James Holzhauer did not end his Jeopardy! winning streak on purpose.
Holzhauer entered the game that aired Monday just $58,480 behind all-time earnings leader Ken Jennings. But after his loss was broadcast, he spent part of the night addressing a conspiracy theory that came to life on social media, claiming he intentionally threw the game against Paoli native Emma Boettcher so he could return home to his daughter.
Two moments during Monday’s game fueled the theory. The first happened during the contestant interviews with Alex Trebek, where the longtime Jeopardy! host thanked Holzhauer’s daughter for making him a “get well soon” card following his cancer diagnosis.
Holzhauer had previously mentioned on Twitter his daughter’s desire for him to lose so they could throw a party, which some took as a signal he might want to leave the show.
But the theory received most of its fuel due to Holzhauer’s uncharacteristically low wager during Final Jeopardy.
Holzhauer entered the final round in second place, unfamiliar territory for the 34-year-old professional gambler. Holzhauer offered the correct question in the category of “Shakespeare’s Time” — “Who is Kit Marlowe?” — but despite having $23,400 to wager, he bet just $1,399.
In an interview with the Inquirer, Boettcher said she wasn’t surprised at all by Holzhauer’s low wager.

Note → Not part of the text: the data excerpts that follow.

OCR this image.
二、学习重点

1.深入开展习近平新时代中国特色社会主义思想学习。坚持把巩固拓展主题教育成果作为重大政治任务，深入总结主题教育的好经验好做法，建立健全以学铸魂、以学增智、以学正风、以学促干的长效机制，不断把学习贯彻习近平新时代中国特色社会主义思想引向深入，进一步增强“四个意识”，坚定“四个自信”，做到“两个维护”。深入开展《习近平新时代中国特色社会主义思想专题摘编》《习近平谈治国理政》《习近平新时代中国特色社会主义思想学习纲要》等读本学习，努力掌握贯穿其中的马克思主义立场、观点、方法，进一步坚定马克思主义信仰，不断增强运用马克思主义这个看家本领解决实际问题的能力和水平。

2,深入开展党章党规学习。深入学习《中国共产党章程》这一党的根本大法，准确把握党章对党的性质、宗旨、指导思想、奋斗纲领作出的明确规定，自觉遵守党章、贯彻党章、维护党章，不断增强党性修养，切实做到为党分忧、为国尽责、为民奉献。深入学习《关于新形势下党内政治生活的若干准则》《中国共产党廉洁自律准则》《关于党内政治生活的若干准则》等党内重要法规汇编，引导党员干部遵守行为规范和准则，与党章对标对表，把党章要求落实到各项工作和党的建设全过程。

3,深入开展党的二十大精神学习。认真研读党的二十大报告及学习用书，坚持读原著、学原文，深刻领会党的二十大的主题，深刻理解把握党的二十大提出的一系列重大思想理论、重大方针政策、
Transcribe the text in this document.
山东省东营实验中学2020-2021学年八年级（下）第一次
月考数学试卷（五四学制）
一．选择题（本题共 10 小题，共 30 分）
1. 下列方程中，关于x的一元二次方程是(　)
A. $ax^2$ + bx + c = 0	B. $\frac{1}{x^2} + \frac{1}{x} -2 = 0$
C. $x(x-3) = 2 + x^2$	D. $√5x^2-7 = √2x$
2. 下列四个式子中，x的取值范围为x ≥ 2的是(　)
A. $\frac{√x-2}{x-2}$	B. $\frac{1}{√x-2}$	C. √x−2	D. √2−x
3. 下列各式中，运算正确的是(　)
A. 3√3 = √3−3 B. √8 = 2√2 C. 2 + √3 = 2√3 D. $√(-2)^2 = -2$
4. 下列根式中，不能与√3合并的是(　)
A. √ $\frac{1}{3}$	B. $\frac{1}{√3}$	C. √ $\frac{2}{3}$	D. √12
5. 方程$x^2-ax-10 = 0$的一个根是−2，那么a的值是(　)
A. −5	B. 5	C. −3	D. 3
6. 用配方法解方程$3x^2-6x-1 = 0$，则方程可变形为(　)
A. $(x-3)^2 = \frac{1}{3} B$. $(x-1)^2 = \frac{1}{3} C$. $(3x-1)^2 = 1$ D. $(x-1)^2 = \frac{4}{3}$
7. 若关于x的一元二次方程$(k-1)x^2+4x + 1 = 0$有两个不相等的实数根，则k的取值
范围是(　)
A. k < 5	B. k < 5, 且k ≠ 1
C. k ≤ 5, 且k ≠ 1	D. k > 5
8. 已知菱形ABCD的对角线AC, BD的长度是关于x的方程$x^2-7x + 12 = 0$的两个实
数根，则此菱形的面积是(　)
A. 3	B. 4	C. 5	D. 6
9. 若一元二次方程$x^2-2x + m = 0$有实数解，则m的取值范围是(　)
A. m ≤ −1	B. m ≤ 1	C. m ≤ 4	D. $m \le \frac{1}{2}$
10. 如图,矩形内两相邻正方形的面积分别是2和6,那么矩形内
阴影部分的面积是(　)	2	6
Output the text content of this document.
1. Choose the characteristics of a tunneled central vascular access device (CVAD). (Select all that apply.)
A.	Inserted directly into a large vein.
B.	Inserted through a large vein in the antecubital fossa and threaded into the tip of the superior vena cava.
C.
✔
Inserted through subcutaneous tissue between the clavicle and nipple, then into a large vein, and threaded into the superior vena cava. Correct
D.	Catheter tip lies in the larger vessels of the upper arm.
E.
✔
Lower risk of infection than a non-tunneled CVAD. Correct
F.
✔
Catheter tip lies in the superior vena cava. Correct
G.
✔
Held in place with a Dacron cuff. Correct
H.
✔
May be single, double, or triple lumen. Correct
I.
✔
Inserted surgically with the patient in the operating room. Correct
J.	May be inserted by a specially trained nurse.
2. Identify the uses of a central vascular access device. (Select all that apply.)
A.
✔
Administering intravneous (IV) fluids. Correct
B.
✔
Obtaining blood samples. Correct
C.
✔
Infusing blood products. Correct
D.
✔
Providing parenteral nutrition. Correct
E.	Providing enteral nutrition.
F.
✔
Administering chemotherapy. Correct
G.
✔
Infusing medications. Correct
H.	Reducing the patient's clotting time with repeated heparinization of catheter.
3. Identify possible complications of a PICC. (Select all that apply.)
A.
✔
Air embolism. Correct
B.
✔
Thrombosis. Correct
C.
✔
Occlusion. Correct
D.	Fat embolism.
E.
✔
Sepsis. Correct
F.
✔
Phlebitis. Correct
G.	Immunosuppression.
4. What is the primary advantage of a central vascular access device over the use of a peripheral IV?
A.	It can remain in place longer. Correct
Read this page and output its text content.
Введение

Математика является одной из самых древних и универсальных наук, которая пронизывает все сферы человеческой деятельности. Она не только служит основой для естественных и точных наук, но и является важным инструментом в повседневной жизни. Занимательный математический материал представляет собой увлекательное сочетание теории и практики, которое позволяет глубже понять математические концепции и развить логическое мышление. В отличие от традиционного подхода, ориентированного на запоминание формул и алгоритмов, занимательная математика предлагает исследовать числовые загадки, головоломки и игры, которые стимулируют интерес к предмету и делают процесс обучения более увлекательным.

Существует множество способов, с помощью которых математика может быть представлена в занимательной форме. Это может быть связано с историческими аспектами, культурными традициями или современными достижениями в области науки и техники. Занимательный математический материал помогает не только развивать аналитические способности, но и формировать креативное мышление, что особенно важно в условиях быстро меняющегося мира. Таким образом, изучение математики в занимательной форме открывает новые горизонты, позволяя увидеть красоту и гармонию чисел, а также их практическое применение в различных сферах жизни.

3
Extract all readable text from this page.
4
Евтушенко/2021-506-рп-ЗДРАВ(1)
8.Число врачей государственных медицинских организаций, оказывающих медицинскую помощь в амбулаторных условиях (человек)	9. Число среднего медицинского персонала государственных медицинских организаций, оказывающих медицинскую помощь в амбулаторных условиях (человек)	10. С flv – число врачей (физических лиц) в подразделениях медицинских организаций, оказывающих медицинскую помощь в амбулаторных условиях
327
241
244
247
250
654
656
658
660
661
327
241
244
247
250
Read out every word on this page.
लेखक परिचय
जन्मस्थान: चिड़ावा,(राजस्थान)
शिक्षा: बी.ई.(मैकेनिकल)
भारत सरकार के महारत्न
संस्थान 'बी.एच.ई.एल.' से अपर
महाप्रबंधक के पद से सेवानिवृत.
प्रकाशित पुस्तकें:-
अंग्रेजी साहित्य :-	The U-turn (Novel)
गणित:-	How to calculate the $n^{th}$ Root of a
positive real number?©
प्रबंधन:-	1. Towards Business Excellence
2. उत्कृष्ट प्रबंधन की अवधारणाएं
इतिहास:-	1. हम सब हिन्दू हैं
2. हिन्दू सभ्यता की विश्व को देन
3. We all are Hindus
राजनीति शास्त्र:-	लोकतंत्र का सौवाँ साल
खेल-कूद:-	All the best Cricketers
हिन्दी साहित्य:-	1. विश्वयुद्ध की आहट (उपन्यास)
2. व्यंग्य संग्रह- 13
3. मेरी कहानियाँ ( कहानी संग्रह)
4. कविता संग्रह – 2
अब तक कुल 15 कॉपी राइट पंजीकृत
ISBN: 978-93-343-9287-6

“I was studying wagering tutorials before I got on the show, and one of the things they’ll point out is, if you’re in second place going into Final Jeopardy … you have to strategize for the scenario where the person in first place gets the clue wrong, because that’s the way you’re going to win that game,” Boettcher said. “So I wasn’t surprised to see that small wager at all — I think it was exactly by the book.”
Boettcher went into Final Jeopardy with $26,600, a $3,200 lead over Holzhauer. She also answered the clue correctly and wagered $20,201, which gave her $46,801 — one dollar more than if Holzhauer had risked all his earnings.
With Holzhauer’s run over, the only contestant he still has to face is Uncle Sam. According to Robert Raiola, the director of sports and entertainment practice at the accounting firm PKF O’Connor Davies, Holzhauer will take home about $1.29 million of the $2.46 million he earned on the show, which amounts to a tax rate of about 48 percent.